INTERVIEW: GM CEO MARY BARRA ON THE PROMISE AND POTENTIAL OF AVS

Q: What is the greatest benefit of autonomous vehicles for American families and communities?

Barra: I know that everyone is really interested in the cool technology angle, but we’re most passionate about the safety benefits. In truth, many of the building blocks of the autonomous future are already in today’s cars and help to keep families safe, but there’s enormous opportunity to eliminate the human error that causes more than 90% of all fatalities in the U.S. We’ve laid out a vision of a world with zero crashes, zero emissions and zero congestion — and autonomous technology will be key to delivering that future.

Q: What is the greatest risk introduced by autonomous vehicles, and how do we address it?

Barra: As with the introduction of any new technology, safety must be the gating factor. That is our approach and we believe that to be safe, a self-driving system must be seamlessly integrated into the vehicle. Also, ensuring that self-driving vehicles are subject to the same strict standards for safety and quality as mass produced vehicles is critical. That’s why we build our test self-driving cars on the assembly line in Orion, MI alongside our Chevrolet Bolt EVs.

Q: Autonomous vehicles may make sense in bigger cities, but what are the advantages for rural areas?

Barra: Safety and greater access to mobility are compelling benefits that apply to both cities and rural areas. City driving conditions provide the fastest learning curve for testing autonomous vehicle technology, and all of those learnings will apply when the technology spreads to suburban and rural communities. There are so many people living across America today, including the elderly, visually impaired or those facing other challenges who are excluded from mobility and who will truly benefit from self-driving technology.

Q: How can federal policy support such AV technology for a safe, inclusive and up-to-date mobility system?

Barra: Federal legislation would provide a path to allow manufacturers to put self-driving vehicles on the roads safely, while allowing continuing innovation. To deliver the safety and mobility benefits of self-driving vehicles, we need to prevent a state-by-state patchwork of regulations. A federal regulatory framework that would update Federal Motor Vehicle Safety Standards (FMVSS) for self-driving vehicles and that clarifies state and federal regulatory roles will be critical.

Mary's bio

Mary Barra is Chairman and Chief Executive Officer of General Motors Company. She was elected Chairman of the GM Board of Directors on January 4, 2016, and has served as CEO of GM since January 15, 2014. Under Barra’s leadership, GM envisions a world with zero crashes, to save lives; zero emissions, so future generations can inherit a healthier planet; and zero congestion, so customers get back a precious commodity – time.
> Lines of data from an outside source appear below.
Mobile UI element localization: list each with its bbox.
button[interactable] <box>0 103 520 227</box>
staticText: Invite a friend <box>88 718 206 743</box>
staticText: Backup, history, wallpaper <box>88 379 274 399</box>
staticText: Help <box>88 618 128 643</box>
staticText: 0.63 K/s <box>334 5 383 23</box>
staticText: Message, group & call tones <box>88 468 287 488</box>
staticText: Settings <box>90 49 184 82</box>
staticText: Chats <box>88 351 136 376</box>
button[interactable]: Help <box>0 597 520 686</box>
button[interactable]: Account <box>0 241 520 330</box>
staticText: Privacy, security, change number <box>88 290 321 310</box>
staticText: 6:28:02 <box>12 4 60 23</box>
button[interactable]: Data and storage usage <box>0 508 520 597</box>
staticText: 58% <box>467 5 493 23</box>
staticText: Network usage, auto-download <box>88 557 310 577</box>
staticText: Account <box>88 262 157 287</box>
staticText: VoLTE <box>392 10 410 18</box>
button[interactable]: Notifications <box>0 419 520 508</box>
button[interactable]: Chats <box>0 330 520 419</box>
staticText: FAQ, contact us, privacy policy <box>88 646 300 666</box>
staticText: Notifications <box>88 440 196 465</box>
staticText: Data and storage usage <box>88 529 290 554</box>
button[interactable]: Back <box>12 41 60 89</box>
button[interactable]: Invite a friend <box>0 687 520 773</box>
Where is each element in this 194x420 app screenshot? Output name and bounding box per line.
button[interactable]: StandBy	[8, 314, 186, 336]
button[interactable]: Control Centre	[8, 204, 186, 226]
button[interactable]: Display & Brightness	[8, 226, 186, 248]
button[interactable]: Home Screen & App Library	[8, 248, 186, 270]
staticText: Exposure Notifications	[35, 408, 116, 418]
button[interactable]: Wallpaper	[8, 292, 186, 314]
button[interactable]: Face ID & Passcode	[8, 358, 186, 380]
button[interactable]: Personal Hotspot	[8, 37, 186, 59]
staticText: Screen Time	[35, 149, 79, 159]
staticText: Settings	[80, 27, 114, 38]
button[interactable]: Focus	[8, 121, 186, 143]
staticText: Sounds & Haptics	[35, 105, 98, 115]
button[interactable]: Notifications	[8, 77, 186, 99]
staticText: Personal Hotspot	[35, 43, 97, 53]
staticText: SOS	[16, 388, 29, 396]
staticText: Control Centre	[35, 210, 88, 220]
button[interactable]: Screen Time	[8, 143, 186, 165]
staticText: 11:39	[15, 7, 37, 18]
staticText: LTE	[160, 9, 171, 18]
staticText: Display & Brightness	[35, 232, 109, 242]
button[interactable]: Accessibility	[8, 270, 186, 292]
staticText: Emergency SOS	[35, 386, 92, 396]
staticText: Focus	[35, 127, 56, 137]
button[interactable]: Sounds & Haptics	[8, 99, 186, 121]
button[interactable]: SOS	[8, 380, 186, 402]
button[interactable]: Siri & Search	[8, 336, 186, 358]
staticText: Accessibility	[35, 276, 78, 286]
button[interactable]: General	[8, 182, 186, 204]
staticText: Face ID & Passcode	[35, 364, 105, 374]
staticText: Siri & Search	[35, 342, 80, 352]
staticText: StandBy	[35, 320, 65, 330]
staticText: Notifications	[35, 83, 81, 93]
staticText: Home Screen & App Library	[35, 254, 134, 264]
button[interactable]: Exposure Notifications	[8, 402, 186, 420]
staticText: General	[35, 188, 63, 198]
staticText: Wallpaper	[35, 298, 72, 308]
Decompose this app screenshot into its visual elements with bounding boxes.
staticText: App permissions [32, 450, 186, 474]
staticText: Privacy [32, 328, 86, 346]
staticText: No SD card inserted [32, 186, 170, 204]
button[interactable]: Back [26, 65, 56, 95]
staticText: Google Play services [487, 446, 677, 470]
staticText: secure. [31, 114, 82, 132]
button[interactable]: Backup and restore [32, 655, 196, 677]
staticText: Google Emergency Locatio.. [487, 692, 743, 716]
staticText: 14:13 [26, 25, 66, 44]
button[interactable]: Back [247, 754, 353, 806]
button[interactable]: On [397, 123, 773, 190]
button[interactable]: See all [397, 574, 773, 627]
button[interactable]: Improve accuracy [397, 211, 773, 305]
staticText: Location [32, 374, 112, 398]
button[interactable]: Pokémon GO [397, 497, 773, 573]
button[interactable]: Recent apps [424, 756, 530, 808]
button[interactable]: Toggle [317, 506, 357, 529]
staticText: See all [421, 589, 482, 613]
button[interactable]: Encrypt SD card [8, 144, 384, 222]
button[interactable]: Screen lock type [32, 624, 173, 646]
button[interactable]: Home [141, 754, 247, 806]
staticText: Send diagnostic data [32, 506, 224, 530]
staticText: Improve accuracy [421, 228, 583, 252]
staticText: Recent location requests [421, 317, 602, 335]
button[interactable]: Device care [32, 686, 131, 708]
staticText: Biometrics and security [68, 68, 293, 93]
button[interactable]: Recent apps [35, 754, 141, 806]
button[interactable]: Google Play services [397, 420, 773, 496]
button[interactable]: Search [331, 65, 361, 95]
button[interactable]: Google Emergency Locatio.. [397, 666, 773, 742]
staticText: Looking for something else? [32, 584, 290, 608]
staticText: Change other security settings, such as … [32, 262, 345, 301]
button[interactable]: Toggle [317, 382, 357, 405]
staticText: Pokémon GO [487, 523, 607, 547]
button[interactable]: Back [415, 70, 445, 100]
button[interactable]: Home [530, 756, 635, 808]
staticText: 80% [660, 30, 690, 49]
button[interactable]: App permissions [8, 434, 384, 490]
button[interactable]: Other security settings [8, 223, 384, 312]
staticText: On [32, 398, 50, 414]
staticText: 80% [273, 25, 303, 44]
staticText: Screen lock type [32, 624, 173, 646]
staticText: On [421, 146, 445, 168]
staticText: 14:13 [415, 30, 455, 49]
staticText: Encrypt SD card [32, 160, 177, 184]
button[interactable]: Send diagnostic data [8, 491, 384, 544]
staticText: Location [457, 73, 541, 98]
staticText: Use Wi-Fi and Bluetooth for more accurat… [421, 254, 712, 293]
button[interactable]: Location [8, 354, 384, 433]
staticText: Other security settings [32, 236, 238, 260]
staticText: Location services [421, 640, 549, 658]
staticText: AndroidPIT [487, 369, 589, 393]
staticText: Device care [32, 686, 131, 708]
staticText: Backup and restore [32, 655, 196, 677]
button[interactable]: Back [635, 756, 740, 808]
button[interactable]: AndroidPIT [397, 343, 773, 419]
She’s focused on strengthening GM’s core business of great cars, trucks and crossovers, while also working to lead the transformation of personal mobility through advanced technologies like connectivity, electrification, autonomous driving and car sharing. Barra has also established a strategic direction based on putting the customer at the center of everything the company does.

Prior to becoming CEO, Barra served as executive vice president, Global Product Development, Purchasing & Supply Chain since August 2013, and as senior vice president, Global Product Development since February 2011. In these roles, Barra and her teams were responsible for the design, engineering and quality of GM vehicle launches worldwide.

Previously, she served as vice president, Global Human Resources; vice president, Global Manufacturing Engineering; plant manager, Detroit Hamtramck Assembly; and in several other executive engineering and staff positions.

Barra began her career with GM in 1980 as a General Motors Institute (Kettering University) co-op student at the Pontiac Motor Division. She graduated with a Bachelor of Science degree in electrical engineering in 1985, followed by a Master of Business Administration from the Stanford Graduate School of Business in 1990.

Barra serves on the Board of Directors of the Walt Disney Company, the Stanford University Board of Trustees and the Detroit Economic Club. She is a member of The Business Council and an At-Large Board Member of the Business Roundtable, where she also serves on the Social Issues Committee.